Mudanças Administrativas em Foco
O governador interino do Rio de Janeiro, Ricardo Couto, está elaborando um projeto de lei que estabelece um limite de ocupação de 10% para cargos comissionados por funcionários sem concurso em cada secretaria estadual. Essa informação foi divulgada pelo jornal O Globo. Em pouco mais de três semanas à frente do governo, Couto já implementou diversas alterações na estrutura administrativa, apresentando uma abordagem firme em relação às exonerações.

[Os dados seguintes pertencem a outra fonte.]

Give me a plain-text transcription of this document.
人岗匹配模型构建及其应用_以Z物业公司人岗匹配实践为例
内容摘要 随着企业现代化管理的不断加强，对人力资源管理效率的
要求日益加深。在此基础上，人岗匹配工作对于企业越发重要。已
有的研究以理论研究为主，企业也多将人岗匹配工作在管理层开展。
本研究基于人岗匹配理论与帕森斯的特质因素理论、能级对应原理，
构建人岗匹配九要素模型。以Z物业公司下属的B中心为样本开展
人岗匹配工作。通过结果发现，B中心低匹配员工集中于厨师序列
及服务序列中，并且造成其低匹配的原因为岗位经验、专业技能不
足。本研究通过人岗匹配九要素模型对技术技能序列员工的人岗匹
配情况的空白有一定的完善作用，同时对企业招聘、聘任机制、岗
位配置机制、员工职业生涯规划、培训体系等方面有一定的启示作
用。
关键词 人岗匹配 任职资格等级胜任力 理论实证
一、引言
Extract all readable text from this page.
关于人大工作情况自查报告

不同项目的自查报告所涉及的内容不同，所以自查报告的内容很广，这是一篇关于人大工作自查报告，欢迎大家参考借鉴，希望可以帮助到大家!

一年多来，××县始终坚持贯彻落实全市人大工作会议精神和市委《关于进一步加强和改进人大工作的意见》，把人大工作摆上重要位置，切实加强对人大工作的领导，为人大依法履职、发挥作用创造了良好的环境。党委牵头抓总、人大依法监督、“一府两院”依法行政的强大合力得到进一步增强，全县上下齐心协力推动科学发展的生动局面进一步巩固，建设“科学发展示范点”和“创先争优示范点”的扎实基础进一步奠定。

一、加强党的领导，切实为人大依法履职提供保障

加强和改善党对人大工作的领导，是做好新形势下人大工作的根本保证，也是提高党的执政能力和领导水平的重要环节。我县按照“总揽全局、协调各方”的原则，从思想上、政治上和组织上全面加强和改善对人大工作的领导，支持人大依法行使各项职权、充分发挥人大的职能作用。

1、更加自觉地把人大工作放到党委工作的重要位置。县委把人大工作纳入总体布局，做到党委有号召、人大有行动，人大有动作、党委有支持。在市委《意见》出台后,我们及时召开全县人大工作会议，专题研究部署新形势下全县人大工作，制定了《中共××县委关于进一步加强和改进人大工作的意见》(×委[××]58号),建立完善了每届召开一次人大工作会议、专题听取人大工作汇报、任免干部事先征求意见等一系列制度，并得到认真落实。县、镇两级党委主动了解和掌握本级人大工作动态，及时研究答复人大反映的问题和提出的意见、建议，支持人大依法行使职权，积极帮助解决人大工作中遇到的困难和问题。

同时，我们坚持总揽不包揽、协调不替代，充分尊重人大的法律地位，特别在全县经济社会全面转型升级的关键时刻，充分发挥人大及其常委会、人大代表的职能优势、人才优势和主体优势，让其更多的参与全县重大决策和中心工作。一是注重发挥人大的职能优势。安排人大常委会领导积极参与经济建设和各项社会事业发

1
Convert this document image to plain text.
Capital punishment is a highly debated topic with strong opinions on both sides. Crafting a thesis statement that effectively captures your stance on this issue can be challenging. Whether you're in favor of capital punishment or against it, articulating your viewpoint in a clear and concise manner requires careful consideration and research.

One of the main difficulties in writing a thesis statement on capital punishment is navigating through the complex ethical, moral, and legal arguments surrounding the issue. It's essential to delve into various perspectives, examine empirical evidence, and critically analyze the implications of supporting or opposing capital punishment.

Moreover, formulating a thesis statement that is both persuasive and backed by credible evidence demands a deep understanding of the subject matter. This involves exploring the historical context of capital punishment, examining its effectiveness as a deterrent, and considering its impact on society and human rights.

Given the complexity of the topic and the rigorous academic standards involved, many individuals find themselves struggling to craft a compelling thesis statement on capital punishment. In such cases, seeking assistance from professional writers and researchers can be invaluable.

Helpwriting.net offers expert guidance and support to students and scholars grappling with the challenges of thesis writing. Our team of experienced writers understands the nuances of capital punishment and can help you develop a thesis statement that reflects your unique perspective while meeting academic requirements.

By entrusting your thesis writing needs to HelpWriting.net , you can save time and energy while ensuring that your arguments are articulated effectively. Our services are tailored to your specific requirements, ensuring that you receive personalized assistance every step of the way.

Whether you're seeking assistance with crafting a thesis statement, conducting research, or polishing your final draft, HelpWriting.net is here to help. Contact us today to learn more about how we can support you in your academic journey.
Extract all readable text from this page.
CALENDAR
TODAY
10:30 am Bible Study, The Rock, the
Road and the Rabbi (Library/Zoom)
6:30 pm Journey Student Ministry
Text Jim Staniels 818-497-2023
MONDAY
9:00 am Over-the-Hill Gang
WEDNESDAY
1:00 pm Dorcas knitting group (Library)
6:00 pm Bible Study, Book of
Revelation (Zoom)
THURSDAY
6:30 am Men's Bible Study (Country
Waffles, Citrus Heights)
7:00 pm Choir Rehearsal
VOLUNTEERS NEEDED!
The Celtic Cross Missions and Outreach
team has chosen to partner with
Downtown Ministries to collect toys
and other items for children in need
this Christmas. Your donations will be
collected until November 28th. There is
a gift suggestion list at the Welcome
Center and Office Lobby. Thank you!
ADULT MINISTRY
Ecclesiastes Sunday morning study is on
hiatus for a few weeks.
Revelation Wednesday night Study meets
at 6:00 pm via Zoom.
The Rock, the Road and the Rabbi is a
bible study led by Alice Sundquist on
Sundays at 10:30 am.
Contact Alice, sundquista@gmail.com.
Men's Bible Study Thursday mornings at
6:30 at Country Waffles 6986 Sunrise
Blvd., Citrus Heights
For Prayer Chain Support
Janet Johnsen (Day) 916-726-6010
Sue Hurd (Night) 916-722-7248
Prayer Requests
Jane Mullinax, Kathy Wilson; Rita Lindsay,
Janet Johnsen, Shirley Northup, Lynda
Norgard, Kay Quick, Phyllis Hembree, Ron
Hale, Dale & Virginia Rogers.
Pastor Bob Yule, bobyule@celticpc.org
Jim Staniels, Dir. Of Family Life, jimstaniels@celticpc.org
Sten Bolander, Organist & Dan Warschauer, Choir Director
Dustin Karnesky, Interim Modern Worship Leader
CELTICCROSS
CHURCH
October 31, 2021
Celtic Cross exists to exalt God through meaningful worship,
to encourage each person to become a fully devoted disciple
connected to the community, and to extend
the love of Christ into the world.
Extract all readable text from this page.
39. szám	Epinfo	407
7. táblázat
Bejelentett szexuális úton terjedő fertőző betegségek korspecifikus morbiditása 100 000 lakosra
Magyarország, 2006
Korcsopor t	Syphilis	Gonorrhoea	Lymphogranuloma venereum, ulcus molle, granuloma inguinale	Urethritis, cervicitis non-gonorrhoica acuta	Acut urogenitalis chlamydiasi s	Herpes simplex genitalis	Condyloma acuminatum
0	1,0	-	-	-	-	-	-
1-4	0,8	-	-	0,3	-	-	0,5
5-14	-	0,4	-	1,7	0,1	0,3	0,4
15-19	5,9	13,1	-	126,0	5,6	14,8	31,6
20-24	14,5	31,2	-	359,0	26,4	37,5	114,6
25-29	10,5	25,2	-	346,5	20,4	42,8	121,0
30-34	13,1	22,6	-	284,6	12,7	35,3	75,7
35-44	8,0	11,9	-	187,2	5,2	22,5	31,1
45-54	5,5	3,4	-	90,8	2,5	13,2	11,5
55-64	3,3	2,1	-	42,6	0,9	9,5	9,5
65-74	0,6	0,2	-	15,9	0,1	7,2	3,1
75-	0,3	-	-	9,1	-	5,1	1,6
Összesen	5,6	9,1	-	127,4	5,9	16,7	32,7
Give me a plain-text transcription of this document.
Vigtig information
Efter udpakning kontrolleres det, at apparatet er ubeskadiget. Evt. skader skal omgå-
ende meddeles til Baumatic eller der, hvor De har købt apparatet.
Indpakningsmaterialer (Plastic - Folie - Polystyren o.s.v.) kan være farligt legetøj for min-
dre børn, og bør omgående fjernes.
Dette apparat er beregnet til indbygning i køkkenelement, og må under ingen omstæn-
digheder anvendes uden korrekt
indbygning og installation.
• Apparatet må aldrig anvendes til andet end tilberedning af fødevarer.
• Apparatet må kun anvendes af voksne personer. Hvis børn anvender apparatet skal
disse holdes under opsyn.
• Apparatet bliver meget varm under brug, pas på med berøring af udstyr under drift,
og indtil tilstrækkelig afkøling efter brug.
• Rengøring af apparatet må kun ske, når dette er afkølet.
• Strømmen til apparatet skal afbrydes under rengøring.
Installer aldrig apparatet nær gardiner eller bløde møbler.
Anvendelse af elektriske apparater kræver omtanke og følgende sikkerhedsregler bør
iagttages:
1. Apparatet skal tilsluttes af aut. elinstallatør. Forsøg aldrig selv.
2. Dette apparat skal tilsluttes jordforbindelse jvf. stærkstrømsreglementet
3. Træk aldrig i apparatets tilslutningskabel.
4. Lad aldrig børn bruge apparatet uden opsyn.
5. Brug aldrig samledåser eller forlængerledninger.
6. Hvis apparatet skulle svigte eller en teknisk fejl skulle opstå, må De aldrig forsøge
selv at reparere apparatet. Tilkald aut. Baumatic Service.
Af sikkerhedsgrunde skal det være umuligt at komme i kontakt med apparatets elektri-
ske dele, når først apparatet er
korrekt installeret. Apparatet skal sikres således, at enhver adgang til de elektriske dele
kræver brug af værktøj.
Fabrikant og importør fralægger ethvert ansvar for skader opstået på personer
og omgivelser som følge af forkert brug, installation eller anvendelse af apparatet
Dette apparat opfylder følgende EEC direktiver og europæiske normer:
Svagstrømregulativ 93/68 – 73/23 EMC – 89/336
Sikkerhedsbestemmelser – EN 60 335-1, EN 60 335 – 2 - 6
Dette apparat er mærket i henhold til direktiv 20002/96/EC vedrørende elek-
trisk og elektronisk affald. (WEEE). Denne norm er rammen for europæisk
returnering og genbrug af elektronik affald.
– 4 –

No total, foram exonerados 638 servidores comissionados, incluindo 94 desligamentos na última segunda-feira, dia 20, conforme publicado em uma edição extra do Diário Oficial do Rio de Janeiro. Entre as exonerações, destacam-se cortes nas secretarias da Casa Civil e de Governo, áreas consideradas estratégicas nas operações do governo. Ao longo da última semana, estas pastas perderam 459 servidores, em um movimento que demonstra a intenção de reestruturação da administração pública.
Couto também anunciou a extinção de três subsecretarias da Casa Civil e suas respectivas estruturas, como parte de um plano abrangente de reorganização administrativa fundamentado em auditorias internas. Um levantamento realizado pelo Executivo revela que as secretarias da Casa Civil e de Governo abrigam aproximadamente quatro mil servidores, com a meta de reduzir até 40% desse total, enfatizando um esforço significativo para otimizar a máquina pública.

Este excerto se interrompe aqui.